We’d have done fine after we killed off the Posleen, if we’d just got rid of the Darhel, too!
Couldn’t resist, sorry. Loved those books until he started trying to work with Julie Cochrane.
I think the current administration is treating the economy just like the TZ episode with William Shatner and the small devil fortune machine.
Everyone thinks that the next answer that pops out of the devil machine will be the answer to all our problems, and everything will be just fine. So we keep popping in pennies, waiting for the right answer.
And the right answer never comes out.
The right answer is not to play the game, but to think for yourself and make your own decisions. Does anyone honestly believe that economic growth can come from some sort of magic government program, like fighting space aliens? Tell me again – did Krugman really get a Nobel prize for his load of BS?
Shatner. Now there’s a guy that can read a teleprompter. He should take over Barry’s remaining 14 months just for the speeches. Too bad he’s Canadian.
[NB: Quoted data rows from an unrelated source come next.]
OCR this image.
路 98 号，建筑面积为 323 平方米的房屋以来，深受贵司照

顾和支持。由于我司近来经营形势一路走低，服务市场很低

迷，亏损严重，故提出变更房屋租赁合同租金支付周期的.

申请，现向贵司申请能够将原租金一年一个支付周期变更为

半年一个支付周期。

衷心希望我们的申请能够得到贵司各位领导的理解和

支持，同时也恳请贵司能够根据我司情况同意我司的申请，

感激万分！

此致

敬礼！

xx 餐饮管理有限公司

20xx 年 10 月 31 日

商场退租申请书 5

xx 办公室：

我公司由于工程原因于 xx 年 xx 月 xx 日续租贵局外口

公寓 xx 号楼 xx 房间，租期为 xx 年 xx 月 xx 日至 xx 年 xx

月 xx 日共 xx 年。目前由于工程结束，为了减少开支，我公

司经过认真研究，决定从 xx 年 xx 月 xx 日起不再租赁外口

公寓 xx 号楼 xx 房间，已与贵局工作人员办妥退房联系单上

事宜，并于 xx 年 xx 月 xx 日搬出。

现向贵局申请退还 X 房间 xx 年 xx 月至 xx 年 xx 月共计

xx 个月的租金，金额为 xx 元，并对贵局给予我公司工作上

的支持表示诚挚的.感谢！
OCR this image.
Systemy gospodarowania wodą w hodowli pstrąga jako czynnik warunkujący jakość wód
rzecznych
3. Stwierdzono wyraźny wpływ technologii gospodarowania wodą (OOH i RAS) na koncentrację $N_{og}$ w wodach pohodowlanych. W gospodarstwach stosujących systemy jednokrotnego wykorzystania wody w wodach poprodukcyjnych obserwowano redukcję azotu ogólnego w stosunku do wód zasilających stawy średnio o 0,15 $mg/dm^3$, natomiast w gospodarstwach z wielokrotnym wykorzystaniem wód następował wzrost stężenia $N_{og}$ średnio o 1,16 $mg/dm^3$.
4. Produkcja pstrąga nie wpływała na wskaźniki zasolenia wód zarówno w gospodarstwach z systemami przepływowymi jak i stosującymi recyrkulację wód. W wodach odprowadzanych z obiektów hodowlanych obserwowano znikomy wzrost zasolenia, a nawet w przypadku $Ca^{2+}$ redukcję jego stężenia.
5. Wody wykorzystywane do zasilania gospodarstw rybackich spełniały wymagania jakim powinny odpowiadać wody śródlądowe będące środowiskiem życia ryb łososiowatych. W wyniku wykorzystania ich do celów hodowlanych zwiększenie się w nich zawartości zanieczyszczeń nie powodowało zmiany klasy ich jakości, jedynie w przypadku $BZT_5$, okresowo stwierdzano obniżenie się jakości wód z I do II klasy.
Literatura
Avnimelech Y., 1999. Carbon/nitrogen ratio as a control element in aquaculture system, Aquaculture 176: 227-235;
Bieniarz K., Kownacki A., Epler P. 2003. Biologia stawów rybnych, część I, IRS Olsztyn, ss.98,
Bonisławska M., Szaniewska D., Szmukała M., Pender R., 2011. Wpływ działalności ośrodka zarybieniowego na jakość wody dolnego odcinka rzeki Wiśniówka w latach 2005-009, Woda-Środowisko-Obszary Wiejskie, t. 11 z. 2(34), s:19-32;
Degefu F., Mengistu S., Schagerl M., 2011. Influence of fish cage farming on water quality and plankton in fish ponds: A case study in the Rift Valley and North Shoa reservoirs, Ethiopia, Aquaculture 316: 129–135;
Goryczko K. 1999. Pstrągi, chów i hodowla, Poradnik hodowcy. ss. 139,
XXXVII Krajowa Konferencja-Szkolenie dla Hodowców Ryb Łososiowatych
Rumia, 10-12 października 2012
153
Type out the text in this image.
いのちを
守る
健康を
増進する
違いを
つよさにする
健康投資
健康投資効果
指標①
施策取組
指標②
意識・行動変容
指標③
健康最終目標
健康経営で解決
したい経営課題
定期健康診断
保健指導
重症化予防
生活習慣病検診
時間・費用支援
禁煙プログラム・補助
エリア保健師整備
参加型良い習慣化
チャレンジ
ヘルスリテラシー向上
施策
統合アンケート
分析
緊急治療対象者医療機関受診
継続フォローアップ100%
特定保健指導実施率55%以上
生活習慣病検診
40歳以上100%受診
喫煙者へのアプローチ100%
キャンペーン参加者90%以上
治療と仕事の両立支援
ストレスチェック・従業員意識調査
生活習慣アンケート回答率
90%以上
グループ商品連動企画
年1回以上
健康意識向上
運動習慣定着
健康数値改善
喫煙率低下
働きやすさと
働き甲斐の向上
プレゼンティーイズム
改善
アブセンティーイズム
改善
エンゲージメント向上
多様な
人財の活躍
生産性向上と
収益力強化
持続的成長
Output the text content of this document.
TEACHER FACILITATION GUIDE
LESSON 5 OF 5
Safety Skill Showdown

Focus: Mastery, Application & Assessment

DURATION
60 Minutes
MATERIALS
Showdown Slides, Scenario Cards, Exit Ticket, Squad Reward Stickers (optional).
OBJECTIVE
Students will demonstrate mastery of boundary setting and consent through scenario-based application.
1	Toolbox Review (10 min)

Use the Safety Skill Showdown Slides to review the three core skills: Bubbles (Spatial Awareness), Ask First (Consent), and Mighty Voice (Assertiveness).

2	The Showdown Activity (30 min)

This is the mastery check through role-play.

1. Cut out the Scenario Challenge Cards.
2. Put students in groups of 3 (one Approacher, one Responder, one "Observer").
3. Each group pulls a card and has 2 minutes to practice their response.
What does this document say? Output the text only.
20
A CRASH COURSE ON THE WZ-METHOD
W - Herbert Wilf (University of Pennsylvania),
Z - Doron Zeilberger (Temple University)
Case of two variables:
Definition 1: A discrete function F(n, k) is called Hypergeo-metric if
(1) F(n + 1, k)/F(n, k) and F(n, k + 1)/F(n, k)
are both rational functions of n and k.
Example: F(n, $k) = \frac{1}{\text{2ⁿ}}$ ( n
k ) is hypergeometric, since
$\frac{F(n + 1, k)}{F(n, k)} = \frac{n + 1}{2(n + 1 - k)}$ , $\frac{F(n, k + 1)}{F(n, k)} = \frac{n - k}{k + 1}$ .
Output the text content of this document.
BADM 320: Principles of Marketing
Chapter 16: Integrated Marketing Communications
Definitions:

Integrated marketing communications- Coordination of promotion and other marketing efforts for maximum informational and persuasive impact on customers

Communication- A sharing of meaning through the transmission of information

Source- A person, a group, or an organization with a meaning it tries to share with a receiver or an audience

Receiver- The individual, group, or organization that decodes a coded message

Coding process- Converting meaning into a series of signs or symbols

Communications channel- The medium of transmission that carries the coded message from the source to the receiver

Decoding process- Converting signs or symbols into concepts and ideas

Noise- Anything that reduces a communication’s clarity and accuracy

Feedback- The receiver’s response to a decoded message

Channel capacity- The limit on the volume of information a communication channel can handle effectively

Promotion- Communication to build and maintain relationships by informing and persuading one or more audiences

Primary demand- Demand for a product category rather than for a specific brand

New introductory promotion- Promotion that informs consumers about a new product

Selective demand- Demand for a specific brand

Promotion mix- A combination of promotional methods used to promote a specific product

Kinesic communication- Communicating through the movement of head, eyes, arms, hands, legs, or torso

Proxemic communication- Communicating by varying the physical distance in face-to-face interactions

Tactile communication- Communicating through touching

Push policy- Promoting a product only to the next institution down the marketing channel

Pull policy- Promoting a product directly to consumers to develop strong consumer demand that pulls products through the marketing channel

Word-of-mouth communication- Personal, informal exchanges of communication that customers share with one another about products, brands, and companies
An interesting coincidence there. Some rednecks out here refer to African-Americans as “Canadians”, since to use the word that is in their heads would get them in trouble. Since no cares if you hate all the darn lazy Canadians, these bigots get away with it around people who don’t know their code. I grew up near Canada and never me a Canadian who wasn’t nice and hard-working, so it puzzled me until someone explained to me that it was just a code.
Shatner would make a better President than Martin Sheen, at least.
“(I will say, that my inner liberal insists that certain categories of welfare recipients be exempt from the “work-for-welfare” requirements: Severely physically disabled people; retired seniors, etc.)”
Why do we need a welfare system, wrought with fraud and vote buying, to do that?
A true charity, limited in resources, will have to make better decisions regarding the validity of cases, rather than folks gaming the system. More importantly, a charity would be answerable to contributors.
Finally: how about making such charitable donation a TAX CREDIT rather than just a tax DEDUCTION. Of course, that would put a lot of government union bureaucrats out of work.